With regard to the -Filter parameter, it works faster because it performs on the provider level (server side filtering), objects are checked once accessed and you get back only the ones that match your criteria.

4
  • when you say that where-object is client side filtering and -Filter server side, do you mean that in the sense that that the -Filter parameter is a feature of the FileSystem Provider and Where-Object is a feature of PoSH ? Also if that is correct does this mean that, when using where-object powershell enumerates every object on my drive and then passes a collection which is iterated through by the where clause?
    – user1462199
    Commented Aug 27, 2012 at 9:12
  • Yes, the Filter parameter is a feature of the FileSystem provider. Where-Object is a filtering cmdlet. In the first command you ask gci to enumerate ALL files on your C drive and you do the filtering using where-object. In the second command you also ask to enumerate all files of a certain extension, you still enumerate all files but you get back only the ones that you really need. Sometimes there no way but to use the Where-Object cmdlet. I always check the parameters of a command to fins if they offer any built-in filtering before I resort to Where-Object.
    – Shay Levy
    Commented Aug 27, 2012 at 9:31
  • In addition, client side filtering using Where-Object has its performance penalty, you can notice performance degradation once you retrieve objects from remote computers.
    – Shay Levy
    Commented Aug 27, 2012 at 9:33
  • i see what you are saying using where-object on a remote machine, would return every file on the C:\ of the remote machine, when in reality all the filtering could be done on the remote machine using -Filter. Thanks for clearing this up.
    – user1462199
    Commented Aug 27, 2012 at 9:41
0

Shay's answer is totally correct. I wanted to touch on your secondary question a bit, though. Here's what's happening under the hood in the pipeline:

gci -Path C:\ -Recurse -ea SilentlyContinue | where Extension -eq ".txt"

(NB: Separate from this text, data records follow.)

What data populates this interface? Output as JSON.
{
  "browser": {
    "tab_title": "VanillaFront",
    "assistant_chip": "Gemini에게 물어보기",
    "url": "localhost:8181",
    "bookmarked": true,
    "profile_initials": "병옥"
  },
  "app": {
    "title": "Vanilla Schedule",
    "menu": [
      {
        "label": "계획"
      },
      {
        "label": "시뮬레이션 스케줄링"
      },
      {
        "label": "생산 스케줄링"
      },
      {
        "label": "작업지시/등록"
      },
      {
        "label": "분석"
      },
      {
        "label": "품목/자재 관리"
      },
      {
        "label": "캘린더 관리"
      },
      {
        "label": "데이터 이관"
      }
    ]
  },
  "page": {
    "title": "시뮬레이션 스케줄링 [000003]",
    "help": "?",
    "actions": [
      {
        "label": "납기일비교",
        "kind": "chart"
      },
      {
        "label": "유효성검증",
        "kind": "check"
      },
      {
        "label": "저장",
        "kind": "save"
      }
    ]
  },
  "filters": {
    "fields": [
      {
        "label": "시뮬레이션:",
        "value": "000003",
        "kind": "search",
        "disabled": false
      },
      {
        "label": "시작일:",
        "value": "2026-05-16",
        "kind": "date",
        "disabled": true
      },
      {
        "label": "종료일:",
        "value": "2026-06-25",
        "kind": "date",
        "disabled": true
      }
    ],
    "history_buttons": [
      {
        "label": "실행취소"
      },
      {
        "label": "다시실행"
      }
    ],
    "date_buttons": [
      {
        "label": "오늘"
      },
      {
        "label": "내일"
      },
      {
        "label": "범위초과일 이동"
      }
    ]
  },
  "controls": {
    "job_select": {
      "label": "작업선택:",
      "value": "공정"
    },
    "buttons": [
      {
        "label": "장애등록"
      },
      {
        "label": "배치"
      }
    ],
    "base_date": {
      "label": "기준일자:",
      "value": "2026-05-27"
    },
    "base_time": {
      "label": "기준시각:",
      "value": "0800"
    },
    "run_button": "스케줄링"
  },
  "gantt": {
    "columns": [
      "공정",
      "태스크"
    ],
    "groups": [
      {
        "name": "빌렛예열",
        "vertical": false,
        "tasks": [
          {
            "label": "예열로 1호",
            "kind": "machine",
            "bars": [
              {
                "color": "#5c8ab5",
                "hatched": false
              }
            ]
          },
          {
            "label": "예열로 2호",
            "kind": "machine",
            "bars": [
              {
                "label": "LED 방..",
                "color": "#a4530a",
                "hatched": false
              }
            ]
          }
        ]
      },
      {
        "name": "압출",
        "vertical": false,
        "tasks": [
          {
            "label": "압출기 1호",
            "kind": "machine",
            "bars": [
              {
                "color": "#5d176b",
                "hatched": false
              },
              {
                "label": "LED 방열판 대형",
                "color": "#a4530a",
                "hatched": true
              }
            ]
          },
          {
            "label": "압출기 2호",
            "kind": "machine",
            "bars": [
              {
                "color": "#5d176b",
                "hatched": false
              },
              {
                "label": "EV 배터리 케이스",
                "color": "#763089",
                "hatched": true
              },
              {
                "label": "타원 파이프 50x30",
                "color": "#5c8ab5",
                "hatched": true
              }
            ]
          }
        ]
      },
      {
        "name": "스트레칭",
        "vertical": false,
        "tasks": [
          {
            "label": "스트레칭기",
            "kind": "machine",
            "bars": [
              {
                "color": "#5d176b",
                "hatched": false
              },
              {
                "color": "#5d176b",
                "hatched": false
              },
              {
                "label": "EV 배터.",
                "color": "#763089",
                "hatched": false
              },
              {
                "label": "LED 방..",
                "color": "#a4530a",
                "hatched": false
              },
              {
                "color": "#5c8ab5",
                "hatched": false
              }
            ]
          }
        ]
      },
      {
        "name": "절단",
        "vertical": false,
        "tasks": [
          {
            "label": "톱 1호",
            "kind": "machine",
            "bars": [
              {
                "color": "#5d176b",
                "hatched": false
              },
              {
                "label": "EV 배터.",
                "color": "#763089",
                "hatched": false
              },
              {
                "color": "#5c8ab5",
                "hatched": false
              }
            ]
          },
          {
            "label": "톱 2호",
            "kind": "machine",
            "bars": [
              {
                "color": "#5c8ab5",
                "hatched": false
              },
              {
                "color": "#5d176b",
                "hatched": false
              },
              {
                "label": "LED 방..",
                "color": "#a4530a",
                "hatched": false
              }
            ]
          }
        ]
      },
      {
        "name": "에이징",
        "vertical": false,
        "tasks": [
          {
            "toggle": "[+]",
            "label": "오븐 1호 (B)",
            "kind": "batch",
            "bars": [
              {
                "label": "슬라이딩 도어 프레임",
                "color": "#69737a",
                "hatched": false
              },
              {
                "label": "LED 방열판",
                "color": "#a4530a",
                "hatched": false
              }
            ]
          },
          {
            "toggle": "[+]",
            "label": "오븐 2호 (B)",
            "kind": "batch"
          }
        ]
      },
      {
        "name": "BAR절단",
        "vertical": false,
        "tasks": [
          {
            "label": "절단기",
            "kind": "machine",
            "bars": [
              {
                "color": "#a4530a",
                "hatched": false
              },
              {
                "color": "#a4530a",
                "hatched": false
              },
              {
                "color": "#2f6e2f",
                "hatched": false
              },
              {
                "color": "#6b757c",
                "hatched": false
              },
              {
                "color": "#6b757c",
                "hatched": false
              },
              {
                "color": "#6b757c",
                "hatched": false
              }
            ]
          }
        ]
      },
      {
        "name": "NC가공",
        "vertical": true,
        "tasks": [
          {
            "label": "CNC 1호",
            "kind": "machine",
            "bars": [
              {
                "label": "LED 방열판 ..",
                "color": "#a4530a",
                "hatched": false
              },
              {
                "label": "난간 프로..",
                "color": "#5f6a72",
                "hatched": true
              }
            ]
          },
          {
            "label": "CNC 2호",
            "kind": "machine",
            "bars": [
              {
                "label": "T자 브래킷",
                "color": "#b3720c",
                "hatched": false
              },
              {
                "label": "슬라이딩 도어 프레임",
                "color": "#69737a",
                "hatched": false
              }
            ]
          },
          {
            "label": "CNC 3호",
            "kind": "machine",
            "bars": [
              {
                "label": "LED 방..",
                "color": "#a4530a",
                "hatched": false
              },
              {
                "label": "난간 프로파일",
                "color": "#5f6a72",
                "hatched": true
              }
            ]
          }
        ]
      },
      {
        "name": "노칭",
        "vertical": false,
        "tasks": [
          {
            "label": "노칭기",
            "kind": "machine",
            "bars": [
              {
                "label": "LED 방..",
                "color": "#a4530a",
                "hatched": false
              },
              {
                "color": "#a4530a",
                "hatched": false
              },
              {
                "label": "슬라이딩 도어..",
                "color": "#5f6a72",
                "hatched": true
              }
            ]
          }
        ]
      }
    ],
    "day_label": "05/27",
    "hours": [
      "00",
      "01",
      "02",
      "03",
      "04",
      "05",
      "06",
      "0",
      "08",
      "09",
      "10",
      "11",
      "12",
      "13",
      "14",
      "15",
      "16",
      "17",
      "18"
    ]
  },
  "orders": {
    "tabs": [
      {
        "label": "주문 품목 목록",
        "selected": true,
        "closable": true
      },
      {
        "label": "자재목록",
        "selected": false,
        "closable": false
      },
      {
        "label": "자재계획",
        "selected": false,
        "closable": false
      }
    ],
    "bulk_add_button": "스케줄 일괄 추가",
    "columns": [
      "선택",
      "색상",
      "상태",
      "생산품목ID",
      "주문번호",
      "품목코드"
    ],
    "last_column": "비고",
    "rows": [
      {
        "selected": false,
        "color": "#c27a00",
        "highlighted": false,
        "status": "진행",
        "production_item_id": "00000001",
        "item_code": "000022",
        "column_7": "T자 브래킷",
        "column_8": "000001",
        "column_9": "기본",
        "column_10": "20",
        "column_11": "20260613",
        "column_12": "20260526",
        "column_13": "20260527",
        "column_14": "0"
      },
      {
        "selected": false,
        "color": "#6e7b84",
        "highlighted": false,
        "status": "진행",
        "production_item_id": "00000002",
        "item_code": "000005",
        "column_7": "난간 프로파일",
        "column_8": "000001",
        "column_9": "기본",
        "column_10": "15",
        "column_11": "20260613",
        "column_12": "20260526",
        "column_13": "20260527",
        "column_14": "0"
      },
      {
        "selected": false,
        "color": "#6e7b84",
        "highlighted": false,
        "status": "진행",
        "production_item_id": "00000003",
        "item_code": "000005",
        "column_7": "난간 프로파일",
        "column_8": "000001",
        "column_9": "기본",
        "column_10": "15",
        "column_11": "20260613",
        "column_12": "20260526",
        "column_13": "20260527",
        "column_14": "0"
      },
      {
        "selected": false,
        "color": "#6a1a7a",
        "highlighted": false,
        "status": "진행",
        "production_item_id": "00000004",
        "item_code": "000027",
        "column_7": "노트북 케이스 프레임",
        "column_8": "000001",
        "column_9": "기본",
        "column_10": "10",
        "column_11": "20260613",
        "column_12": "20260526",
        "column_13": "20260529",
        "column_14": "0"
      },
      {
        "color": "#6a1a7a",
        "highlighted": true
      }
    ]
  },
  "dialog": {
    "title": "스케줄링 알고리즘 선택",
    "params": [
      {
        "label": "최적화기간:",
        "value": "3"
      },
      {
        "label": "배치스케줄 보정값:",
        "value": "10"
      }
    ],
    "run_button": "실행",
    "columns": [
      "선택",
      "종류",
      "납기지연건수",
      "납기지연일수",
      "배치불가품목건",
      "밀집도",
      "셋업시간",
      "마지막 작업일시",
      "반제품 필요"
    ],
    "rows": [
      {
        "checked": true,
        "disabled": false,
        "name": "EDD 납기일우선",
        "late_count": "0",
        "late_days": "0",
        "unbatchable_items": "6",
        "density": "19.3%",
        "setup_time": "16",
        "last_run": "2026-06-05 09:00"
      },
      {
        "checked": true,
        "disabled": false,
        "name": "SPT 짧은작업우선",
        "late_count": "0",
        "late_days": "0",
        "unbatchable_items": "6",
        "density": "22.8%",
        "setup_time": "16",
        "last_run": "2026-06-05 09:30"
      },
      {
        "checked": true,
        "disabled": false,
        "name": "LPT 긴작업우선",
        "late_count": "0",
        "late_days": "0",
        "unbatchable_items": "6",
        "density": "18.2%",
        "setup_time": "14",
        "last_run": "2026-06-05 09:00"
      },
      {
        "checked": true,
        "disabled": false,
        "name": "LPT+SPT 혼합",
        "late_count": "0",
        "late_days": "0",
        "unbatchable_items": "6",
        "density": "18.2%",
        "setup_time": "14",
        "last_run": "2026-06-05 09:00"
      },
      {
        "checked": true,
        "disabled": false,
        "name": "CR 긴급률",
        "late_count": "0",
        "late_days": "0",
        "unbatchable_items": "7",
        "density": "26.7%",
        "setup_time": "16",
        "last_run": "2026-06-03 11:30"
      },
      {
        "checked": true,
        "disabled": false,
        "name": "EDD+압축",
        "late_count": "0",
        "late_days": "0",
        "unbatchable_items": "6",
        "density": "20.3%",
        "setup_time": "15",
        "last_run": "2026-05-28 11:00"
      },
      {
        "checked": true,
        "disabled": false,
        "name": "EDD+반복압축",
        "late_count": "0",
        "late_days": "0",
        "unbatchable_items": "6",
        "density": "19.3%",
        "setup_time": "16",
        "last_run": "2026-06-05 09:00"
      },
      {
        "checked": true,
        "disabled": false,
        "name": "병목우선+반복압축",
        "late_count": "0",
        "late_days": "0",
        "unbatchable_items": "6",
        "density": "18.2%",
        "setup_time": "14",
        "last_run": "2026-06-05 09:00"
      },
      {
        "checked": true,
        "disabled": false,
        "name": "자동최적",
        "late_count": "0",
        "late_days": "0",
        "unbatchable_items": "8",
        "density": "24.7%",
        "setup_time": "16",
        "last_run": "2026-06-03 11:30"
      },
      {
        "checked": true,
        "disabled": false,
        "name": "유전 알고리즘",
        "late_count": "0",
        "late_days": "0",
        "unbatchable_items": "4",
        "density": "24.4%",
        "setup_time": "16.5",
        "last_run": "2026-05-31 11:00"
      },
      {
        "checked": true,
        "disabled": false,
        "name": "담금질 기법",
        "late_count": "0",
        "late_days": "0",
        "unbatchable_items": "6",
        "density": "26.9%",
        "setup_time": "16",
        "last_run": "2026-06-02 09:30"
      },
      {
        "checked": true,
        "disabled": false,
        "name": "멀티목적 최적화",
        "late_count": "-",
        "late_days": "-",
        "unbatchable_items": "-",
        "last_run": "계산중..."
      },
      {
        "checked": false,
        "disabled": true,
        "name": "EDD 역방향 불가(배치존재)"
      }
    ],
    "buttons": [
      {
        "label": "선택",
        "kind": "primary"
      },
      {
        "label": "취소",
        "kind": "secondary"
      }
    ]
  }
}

gci will start searching for files and directories at or under c:\, any extension. As it finds each one, that one result is passed on to Where-Object, which will discard it if the extension is not .txt. If the extension is .txt, that object is passed on in the pipeline, and out to the console (or to a variable, or whatever). Then gci will continue its search, when it finds the next file, it will pass it on, etc. So although it might take a couple minutes to search the entire c:\ drive, you get partial results streamed back to you almost immediately, since the pipeline operates one object at a time.

What is not happening is that gci does the full disk search all at once, then hands the complete results set to Where-Object only when it's complete.